No entanto, a alta demanda argentina compensou essa queda. Restaurantes, hotéis, mercados e lojas de souvenires registraram um aumento expressivo no faturamento, garantindo a manutenção de empregos e aquecendo a economia local.
Ivone reforça que, além do aspecto financeiro, a vinda dos argentinos é positiva para a divulgação da região.
“Eles voltam para a Argentina e falam bem do nosso litoral. Isso atrai novos turistas e fortalece o turismo para os próximos anos. A temporada de 2025 já entrou para a história.”
Outro fator que contribui para o sucesso da temporada é o carnaval tardio, que acontecerá apenas em março. Isso significa que o fluxo turístico deve permanecer alto até o início do outono, impulsionado pelos argentinos que, diferentemente dos brasileiros, costumam estender suas estadias para duas semanas ou mais.
ACOLHIDA DOS BRASILEIROS
A relação entre Brasil e Argentina é historicamente marcada por uma rivalidade saudável, especialmente no futebol. A eterna comparação entre Pelé e Maradona, agora entre Neymar e Messi, sempre gera debates apaixonados, mas a verdade é que ambos os povos reconhecem o talento de suas estrelas e nutrem uma admiração mútua. No entanto, quando o assunto é turismo, a rivalidade dá lugar ao carinho e à hospitalidade.

A Família de Delia e Ramon destacam a receptividade e a simpatia do povo brasileiro como grandes atrativos do país.
“A gentileza que recebemos aqui é o que mais nos agrada”, afirma Delia, ressaltando que, apesar das disputas futebolísticas, a relação entre brasileiros e argentinos vai muito além do esporte. A cultura, a música e a gastronomia brasileira também são fatores que encantam os visitantes do país vizinho. Delia adora a música sertaneja e os cantores Zezé Di Camargo e Luciano e Leandro e Leonardo.

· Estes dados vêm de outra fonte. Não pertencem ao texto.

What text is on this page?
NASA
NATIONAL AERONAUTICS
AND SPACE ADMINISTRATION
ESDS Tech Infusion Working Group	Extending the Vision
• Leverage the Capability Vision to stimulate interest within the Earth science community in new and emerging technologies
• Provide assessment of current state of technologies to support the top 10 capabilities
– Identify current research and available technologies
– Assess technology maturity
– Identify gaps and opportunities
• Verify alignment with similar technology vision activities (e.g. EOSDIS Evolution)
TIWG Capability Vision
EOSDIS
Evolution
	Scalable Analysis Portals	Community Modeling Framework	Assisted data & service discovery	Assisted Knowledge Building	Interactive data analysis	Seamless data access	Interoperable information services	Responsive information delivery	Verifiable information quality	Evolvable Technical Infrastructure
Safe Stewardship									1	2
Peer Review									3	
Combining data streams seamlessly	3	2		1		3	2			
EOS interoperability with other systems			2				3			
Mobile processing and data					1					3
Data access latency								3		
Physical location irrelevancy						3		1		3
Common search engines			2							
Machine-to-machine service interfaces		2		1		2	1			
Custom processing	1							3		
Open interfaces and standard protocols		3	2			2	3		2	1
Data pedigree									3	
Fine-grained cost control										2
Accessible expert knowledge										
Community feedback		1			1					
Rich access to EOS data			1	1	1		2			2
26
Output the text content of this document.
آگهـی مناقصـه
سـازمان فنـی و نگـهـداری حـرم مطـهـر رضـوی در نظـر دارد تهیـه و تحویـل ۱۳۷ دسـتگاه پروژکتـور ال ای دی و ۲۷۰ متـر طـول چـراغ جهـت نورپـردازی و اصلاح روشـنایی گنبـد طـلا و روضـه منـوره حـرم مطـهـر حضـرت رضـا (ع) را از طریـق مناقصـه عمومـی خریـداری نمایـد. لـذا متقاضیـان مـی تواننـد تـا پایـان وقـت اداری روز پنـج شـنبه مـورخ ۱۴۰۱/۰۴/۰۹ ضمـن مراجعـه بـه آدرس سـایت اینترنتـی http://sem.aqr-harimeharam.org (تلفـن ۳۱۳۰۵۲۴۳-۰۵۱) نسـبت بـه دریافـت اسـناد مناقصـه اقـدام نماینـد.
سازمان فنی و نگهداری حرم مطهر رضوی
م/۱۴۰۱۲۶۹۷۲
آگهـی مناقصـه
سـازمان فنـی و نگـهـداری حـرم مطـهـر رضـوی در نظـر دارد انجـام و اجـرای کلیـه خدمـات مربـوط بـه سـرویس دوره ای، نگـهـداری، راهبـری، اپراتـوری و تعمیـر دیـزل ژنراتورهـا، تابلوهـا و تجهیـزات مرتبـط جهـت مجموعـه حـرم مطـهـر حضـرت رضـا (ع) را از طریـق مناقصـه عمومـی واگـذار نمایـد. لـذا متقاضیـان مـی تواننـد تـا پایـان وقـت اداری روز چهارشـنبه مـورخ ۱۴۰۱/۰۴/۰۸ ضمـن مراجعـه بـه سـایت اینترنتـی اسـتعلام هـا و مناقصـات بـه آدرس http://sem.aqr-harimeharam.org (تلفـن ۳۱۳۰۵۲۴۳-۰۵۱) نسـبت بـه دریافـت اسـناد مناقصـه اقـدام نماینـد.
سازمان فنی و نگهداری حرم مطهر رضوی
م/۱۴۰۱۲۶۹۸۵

Além da hospitalidade, a proximidade geográfica fortalece a conexão entre os dois povos. Muitos argentinos vivem próximos à fronteira com o Brasil e mantêm uma relação constante com o país, seja para turismo, compras ou negócios. O câmbio econômico, que em diferentes momentos favorece um ou outro lado, também influencia a circulação de turistas entre os países. Recentemente, muitos brasileiros cruzaram a fronteira para comprar produtos na Argentina devido à valorização do real, e agora os argentinos retribuem o movimento, aproveitando as belezas naturais e a infraestrutura turística brasileira.
No fim das contas, a rivalidade entre Brasil e Argentina fica restrita aos gramados. Fora deles, o que prevalece é a amizade, a troca cultural e a admiração mútua, fazendo com que os turistas argentinos se sintam em casa quando visitam o Brasil.
A presença argentina, portanto, não apenas salvou o verão do Litoral Norte gaúcho, mas também reconfigurou o perfil do turismo na região. Com a fidelização de novos visitantes e a divulgação boca a boca, o Litoral Gaúcho pode estar diante de um novo ciclo de prosperidade turística.